Paradigmanya perlu diubah. Aksi teror dilihat sebagai pertempuran. Bukan kejahatan. Ubah lalu perbaiki seluruh pendekatan. Seperti dalam perang konvensional, militer Amerika tidak perlu mengetahui nama dan tindakan spesifik tentara musuh sebelum memerangi mereka. Ketika ada bukti yang masuk akal memperlihatkan bahwa teroris Timur Tengah merugikan warga Amerika, pasukan militer AS harus dikerahkan. Jika pelakunya tidak diketahui secara pasti, maka hukumlah orang-orang yang diketahui menyembunyikan teroris. Kejar pemerintah dan organisasi yang mendukung terorisme. Bukan hanya mengejar orang-orangnya.

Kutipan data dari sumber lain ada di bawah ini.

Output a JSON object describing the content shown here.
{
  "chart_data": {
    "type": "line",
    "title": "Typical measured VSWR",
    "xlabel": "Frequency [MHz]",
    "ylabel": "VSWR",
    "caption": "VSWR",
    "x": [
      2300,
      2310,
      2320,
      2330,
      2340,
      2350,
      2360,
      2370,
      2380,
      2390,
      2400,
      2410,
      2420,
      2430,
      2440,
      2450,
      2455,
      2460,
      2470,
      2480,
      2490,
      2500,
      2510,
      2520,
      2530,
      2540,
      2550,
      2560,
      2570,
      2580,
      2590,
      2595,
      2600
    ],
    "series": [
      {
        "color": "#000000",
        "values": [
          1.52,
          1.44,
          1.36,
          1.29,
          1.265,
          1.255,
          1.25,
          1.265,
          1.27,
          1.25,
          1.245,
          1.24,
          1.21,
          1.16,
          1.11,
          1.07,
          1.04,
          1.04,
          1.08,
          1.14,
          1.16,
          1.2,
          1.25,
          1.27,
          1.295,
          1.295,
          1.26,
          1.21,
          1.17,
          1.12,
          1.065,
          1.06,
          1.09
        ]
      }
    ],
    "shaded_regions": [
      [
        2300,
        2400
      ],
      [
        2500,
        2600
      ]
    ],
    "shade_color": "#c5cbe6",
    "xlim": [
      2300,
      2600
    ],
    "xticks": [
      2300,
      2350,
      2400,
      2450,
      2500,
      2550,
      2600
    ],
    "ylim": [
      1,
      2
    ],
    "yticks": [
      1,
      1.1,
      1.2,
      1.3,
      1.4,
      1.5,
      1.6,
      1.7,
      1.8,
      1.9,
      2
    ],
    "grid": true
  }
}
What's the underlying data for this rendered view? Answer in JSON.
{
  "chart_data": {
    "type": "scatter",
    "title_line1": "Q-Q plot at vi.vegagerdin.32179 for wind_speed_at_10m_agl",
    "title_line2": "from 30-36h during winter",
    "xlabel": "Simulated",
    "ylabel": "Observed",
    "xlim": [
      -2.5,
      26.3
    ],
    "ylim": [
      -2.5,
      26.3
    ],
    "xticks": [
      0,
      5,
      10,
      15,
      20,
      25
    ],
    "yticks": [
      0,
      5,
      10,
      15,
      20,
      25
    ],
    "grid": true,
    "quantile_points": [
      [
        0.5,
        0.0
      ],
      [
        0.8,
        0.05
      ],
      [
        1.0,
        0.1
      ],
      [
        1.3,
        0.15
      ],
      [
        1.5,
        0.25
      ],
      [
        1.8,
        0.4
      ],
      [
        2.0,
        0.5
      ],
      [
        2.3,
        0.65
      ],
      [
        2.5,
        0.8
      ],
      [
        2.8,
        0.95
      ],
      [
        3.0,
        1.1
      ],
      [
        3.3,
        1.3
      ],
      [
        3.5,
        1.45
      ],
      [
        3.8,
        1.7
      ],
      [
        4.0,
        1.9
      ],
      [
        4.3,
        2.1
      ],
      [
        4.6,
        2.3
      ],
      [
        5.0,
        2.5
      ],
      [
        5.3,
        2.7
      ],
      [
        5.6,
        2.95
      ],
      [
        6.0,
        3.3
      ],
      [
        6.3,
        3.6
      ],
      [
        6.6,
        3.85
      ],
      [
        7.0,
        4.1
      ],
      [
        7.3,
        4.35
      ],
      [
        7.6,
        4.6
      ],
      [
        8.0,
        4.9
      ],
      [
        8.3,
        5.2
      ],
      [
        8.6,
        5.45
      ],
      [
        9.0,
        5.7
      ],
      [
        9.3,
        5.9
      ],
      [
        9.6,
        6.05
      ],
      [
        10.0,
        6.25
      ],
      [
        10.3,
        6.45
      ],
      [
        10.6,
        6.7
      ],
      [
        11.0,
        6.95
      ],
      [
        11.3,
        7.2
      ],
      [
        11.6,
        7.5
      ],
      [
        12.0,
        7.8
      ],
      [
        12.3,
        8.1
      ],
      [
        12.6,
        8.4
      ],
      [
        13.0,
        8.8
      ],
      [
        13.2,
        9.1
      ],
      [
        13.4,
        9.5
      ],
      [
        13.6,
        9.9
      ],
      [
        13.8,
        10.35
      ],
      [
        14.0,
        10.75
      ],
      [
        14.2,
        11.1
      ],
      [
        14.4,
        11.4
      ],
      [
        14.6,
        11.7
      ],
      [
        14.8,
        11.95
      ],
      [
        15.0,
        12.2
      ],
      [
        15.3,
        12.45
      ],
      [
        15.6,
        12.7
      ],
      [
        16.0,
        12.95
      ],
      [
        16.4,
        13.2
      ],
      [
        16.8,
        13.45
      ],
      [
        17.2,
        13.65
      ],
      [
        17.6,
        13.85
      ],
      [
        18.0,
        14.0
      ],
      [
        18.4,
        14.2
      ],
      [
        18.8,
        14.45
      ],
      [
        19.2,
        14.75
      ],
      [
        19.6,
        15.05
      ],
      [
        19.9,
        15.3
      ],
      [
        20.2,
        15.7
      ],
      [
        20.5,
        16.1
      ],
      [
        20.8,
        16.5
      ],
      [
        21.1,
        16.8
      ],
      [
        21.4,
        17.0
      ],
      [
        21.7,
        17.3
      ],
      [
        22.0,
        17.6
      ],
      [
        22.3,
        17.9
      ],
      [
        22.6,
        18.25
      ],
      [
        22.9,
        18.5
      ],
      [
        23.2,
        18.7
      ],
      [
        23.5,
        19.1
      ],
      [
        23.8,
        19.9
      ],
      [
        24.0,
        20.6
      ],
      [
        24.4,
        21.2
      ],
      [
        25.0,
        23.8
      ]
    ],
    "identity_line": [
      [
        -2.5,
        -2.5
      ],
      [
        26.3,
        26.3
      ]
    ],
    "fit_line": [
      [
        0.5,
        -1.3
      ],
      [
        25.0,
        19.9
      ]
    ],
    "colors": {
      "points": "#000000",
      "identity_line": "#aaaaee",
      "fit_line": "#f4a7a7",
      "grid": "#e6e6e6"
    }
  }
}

Apa targetnya? Instalasi rudal, lapangan terbang, kapal angkatan laut, dan kamp para teroris. Dalam setiap kasus, hukuman harus lebih besar dari serangan. Dengan demikian, dia menyengat. AS punya kekuatan militer yang jauh lebih kuat daripada kekuatan militer mana pun di dunia. Mengapa menghabiskan ratusan miliar dolar setahun untuk itu dan tidak mengerakannya untuk membela orang Amerika, atau menghabiskan puluhan miliar untuk badan intelijen jika mereka tidak dapat menangkap tersangka.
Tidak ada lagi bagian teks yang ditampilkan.